Trade credit (open-book credit), credit cards, and SBA guaranteed loans are all types of funding available for small businesses (Ebert & Griffin, 2005). They will need to compare other sources of funding with the benefits and risks involved with remaining with the rich relative.
Trade credit is the credit extended to businesses by suppliers who let them buy now and pay later. The advantage of trade credit is the ability to take delivery of materials, equipment or other valuables without paying cash on the spot. The practice of trade credit can also help to establish a good working environment between suppliers and the business.
Most suppliers unfortunately will not offer trade credit to a new business that they have not established a working relationship. They will demand payment by cash or check on delivery, or payment by credit card in advance until the business has established that they can pay their bills on time (Entrepreneur, 2008, ¶ 2).
Credit cards are a convenient and easy way to pay for supplies, material and equipment necessary to start a business. There are several banks that offer business credit cards with different benefits such as reward points, no annual fee, low introductory annual percentage rates, and cash back rewards on purchases (Bankrate, Inc, 2008).
Credit cards may be too convenient to some business owners who do not manage their
finances well. “Many business owners borrow heavily on their credit card only to find
themselves up to their ears in debt. Credit cards are one of the most expensive sources of cash
and have paved the road to bankruptcy court more than once” (Pinson, 2006, p. 143).
What really makes credit cards attractive is that they are not hard to acquire. The two main things that credit card companies look at when issuing credit is personal credit score and established credit of the business owner or owners (Wade, 2006).
SBA Guaranteed Loans
The Small Business Administration guaranteed loan program is usually a secondary source of financing. A business may seek a SBA guaranteed loan after being denied a loan from conventional lenders. The SBA offers a variety of loan programs, depending on the amount of guaranty determines the amount of hassle. In other words, the higher the guaranty, the more paperwork, and longer the delay. Most of the SBA’s business loans are made by private lenders and then guaranteed by the agency (Pinson, 2006, p. 137).
The benefits of a SBA guaranteed loan are a longer maturity at better repayment terms and interest rates, thereby reducing monthly payments and the initial loan burden (Pinson, 2006).

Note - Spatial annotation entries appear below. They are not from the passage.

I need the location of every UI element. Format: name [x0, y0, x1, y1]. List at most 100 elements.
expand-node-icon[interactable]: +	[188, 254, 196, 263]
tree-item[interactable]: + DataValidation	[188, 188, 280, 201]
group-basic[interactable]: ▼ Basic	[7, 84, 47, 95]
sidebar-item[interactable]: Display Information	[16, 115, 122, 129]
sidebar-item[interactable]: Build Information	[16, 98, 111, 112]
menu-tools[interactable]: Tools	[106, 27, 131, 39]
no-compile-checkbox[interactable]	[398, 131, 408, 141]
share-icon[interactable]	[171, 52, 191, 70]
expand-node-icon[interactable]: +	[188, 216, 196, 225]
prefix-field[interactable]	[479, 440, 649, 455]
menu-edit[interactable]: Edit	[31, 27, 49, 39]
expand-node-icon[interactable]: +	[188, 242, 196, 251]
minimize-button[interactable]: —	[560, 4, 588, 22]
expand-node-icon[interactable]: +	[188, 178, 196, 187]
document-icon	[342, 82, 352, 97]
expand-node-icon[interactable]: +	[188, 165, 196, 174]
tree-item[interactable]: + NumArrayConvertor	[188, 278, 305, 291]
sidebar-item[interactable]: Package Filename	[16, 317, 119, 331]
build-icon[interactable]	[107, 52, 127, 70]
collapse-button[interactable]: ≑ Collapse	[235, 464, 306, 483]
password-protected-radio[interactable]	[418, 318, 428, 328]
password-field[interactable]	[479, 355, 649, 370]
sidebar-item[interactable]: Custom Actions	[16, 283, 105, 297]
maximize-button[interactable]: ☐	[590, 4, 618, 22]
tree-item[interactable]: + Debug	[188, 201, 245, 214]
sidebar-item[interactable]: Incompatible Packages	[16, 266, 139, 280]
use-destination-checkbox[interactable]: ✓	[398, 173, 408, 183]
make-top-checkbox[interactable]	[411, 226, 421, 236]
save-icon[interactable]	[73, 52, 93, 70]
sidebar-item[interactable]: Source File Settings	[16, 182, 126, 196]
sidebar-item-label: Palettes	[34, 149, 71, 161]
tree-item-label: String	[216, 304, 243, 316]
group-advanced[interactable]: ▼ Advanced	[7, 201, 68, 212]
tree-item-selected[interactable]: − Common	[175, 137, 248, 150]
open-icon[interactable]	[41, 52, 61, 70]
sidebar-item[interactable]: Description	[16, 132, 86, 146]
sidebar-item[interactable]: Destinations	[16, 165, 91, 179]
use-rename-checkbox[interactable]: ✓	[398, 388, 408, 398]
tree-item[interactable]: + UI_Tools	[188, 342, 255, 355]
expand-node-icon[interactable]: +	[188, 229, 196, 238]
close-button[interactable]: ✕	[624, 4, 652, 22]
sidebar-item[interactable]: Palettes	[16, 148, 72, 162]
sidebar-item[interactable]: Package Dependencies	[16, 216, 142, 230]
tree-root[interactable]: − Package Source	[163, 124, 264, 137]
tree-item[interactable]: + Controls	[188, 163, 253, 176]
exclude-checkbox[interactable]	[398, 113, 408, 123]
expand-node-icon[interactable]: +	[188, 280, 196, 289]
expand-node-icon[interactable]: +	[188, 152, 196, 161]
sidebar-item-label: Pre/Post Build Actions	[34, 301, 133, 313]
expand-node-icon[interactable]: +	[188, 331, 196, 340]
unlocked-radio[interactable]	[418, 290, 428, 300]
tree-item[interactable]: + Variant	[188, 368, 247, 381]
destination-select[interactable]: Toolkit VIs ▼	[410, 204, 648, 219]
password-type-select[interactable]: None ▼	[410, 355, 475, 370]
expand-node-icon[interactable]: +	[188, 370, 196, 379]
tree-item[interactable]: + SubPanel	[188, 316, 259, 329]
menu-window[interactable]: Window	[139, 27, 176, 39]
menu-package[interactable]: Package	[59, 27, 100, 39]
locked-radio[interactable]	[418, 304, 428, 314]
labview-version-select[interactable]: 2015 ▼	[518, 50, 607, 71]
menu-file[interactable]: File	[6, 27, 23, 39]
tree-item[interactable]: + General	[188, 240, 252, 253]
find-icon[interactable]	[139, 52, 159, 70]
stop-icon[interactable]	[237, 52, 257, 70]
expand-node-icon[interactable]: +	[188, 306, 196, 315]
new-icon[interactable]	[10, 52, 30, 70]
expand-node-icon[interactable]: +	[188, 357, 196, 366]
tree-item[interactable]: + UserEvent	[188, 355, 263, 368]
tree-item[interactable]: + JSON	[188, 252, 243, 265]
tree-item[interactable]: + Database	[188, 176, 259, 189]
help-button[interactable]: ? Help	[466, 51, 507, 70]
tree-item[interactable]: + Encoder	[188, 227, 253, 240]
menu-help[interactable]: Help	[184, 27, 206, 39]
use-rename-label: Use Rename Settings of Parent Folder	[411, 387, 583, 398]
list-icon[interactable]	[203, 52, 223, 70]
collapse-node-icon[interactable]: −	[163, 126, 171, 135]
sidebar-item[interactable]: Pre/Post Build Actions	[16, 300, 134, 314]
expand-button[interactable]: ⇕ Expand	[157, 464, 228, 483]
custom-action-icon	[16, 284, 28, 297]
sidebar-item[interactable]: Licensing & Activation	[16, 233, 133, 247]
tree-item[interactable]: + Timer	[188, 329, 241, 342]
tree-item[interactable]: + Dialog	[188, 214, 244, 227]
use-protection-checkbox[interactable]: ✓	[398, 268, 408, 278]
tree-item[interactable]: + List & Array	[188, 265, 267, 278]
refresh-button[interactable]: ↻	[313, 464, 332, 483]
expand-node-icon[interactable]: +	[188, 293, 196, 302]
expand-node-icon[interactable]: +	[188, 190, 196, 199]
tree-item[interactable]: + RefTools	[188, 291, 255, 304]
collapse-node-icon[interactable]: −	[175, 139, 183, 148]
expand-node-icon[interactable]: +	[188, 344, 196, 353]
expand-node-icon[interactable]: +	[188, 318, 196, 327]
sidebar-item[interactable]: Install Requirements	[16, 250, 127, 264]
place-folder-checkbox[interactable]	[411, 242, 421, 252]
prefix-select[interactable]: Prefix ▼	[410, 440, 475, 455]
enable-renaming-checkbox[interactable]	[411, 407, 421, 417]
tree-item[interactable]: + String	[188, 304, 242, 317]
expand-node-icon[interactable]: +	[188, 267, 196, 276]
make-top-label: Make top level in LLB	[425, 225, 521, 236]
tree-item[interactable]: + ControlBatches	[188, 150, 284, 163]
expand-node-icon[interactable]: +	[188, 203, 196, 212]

One of the risks of a SBA guaranteed loan is the application itself. The key requirements for some SBA loan programs are: the business must have been turned down by a bank or other lender to qualify for most SBA Business loan programs, required to submit a guaranty (personal and business), must operate for profit; be engaged in, or propose to do business in, the United States or its possessions; have reasonable owner equity to invest; and use alternative financial resources first including personal assets, must meet eligibility criteria including size, type of business; operating in the United States or its possessions, use of available funds from other sources, use of proceeds; and repayment (D & B, 2008).
The repayment term of an SBA guaranteed loan is between five and twenty five years depending on the lift of the assets being financed and the cash needs of the business. Working capital loans repayment is usually five to ten years. Some SBA short-term loan programs have shorter repayment terms (D & B, 2008).